When cornered on this, Jim Humble says that his doses only have about a 5 PPM concentration. Unfortunately, no one has been able to duplicate a test that confirms this. To see what a 6 PPM dose looks like simply mix up a 1 drop dose of MMS and put it into 2 liters of water. This is close to the concentrations that were found to be safe. How does a 3 drop dose mixed according to the MMS protocol compare to this?
Chlorine dioxide and chlorous acid are very effective at killing bacteria, fungus, and viruses on hard surfaces. Chlorine dioxide is capable of penetrating biofilms and eliminating them.
How similar is the human body to a hard surface? Since a biofilm coats the GI tract (mucous), how beneficial is it to remove that biofilm? There are other biofilms within the body so how beneficial is it to remove them?
Keep in mind that in order to get chlorine dioxide to work inside the body, you need a very high concentration to start with. The oxidative stress imposed upon the body by this initial high concentration may not be lethal, but it takes a toll on the body.
To go full circle on this. The body lives on oxidation. There are times when some additional oxidation can be beneficial to the body. Studies have been done using ozone, hydrogen peroxide, and the medical community uses radiation with some success. The key is the concentration used, and delivering the dose to where it is needed.
Studies looking at using chlorine dioxide and chlorous acid to kill pathogens on hard surfaces indicate that only small concentrations are needed. Water purification uses 2 PPM. Air purification was found to be beneficial at 0.1 PPM.

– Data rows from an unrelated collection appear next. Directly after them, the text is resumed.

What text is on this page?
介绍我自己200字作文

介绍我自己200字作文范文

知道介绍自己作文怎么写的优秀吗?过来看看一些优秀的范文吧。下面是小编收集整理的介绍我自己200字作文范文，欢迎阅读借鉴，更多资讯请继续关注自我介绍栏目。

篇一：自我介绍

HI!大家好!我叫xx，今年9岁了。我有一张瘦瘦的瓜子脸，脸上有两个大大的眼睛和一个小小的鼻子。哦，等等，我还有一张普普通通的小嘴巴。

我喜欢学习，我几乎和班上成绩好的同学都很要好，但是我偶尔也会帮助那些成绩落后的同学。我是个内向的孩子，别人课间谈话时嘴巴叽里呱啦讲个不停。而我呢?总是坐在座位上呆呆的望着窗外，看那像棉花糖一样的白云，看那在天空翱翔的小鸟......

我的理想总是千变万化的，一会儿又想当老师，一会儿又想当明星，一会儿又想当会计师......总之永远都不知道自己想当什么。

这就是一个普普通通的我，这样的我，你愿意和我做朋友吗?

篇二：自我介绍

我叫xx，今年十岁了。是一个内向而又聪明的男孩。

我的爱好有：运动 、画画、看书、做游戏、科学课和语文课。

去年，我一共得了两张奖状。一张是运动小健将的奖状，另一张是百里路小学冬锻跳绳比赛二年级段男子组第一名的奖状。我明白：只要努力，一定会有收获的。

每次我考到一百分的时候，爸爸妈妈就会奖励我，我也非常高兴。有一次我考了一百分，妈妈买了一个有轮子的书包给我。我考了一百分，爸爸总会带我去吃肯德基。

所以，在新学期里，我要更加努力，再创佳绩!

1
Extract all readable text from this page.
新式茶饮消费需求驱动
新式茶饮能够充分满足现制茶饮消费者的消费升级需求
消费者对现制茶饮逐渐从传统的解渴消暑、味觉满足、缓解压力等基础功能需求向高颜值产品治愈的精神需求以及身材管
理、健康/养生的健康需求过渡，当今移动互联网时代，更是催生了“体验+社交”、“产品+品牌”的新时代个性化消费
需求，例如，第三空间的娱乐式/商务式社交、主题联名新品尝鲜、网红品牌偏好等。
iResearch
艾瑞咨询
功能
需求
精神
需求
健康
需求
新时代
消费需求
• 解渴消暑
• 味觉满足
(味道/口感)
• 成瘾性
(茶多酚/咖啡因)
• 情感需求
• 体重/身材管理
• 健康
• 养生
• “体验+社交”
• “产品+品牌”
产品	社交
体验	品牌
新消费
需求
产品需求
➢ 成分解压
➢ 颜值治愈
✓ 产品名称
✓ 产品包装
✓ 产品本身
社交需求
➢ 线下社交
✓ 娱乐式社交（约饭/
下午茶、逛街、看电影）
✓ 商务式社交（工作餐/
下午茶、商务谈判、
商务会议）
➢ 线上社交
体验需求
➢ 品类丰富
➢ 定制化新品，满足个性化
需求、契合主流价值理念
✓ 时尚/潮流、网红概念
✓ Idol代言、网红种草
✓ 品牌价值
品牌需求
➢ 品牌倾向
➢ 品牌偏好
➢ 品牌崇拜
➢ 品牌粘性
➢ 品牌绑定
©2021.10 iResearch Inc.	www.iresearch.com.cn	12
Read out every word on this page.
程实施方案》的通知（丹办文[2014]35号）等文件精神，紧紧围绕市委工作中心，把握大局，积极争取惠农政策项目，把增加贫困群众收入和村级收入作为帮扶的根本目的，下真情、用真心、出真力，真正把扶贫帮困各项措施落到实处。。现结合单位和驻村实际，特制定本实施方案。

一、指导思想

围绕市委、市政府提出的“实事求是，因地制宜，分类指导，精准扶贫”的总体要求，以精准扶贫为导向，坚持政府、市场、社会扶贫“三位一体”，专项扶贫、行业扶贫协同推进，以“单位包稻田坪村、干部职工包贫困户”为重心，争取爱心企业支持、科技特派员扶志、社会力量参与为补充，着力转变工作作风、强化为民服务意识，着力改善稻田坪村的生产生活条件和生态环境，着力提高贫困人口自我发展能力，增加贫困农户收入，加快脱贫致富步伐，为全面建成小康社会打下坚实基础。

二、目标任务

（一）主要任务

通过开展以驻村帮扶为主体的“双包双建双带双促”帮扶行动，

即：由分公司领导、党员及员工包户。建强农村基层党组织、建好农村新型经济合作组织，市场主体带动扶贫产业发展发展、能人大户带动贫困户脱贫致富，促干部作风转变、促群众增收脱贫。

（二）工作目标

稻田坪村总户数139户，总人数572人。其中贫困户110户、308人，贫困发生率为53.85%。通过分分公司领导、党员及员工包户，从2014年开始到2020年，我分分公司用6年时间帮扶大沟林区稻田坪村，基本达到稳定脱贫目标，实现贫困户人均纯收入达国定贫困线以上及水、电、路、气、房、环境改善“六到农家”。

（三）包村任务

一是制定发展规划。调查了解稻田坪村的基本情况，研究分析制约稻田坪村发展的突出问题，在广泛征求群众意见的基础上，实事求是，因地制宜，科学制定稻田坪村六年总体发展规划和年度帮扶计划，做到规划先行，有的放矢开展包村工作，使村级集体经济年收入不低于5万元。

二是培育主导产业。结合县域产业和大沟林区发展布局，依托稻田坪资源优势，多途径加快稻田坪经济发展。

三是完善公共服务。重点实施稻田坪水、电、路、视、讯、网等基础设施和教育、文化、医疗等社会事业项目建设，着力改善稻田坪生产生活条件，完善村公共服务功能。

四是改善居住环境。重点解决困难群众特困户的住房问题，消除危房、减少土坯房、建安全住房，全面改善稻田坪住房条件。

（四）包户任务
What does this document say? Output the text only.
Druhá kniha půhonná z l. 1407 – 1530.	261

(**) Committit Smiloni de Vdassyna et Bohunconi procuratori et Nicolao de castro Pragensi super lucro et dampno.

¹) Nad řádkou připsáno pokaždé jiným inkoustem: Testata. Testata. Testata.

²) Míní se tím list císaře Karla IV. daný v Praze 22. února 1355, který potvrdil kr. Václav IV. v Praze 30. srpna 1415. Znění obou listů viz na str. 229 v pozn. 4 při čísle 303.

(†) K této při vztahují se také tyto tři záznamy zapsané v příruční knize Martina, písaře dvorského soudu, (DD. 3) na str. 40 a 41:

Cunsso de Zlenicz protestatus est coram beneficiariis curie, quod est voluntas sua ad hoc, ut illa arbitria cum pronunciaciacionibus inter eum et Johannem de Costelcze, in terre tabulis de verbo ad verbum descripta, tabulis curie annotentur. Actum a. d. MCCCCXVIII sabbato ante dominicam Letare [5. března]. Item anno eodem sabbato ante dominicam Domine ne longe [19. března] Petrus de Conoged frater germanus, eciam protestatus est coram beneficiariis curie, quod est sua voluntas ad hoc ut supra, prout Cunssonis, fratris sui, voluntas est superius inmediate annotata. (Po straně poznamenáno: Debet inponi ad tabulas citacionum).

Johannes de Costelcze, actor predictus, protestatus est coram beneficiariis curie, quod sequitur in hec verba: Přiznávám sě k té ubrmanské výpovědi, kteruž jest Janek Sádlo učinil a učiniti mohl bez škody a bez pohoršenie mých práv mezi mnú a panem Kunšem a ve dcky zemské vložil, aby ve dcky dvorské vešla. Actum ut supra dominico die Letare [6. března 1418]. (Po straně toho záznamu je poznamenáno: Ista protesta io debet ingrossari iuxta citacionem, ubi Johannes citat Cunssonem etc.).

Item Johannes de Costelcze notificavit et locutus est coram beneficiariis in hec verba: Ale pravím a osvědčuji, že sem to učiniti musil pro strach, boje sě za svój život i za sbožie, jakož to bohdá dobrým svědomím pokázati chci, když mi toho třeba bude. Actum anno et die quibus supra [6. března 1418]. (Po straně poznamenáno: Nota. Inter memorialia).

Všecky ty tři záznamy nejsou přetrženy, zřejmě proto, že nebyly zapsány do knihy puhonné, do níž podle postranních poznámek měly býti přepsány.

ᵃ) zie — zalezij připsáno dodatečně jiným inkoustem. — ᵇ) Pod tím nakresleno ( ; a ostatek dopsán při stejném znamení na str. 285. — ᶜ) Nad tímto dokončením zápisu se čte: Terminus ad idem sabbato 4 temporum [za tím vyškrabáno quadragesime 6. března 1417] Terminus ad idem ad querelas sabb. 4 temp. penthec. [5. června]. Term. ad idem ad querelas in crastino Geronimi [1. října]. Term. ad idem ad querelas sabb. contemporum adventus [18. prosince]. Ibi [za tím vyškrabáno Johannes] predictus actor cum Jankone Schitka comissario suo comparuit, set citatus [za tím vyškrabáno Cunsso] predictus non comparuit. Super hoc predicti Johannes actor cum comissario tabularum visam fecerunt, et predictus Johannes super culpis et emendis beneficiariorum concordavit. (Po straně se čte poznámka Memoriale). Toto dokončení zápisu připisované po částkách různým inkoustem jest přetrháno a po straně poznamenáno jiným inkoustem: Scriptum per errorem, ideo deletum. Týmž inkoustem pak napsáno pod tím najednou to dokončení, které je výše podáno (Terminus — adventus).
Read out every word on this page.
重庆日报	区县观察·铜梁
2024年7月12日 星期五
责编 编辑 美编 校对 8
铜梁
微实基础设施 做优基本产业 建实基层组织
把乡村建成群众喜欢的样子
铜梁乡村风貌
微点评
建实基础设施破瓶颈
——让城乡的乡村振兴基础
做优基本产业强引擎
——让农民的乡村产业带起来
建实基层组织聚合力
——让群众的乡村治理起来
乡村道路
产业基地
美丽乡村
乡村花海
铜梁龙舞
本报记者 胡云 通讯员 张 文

If Jim Humble was serious about this, he would have offered an explanation of why he is using doses that have concentrations much higher than what was used in water purification, and provided some test results indicating that those concentrations were safe to use. The tests listed in the Lubbers study are not expensive and since he claims to have run his experiments in hospitals and medical clinics I am sure they have the equipment necessary to do those tests.
Jim Humble also twists the fact that chlorine dioxide is selective. He says that indicates that it only attacks pathogens. The actual selective attribute of chlorine dioxide means that it doesn't react to water and hydrolyze in water. This is a reference to the difference between chlorine and chlorine dioxide. Chlorine reacts to water, and everything it comes into contact with forming disinfection by products that can cause cancer. Chlorine dioxide is selective in that it is a biocide and only kills living things. The disinfection by product formed with chlorine dioxide is chlorite. Some of the chlorite breaks down to chlorate and chloride, but most of it is passed from the body in urine.
As a biocide, chlorine dioxide kills living things. This means that you need to have a concentration in contact for a period of time long enough to achieve the kill. Now we are back to the concentrations needed.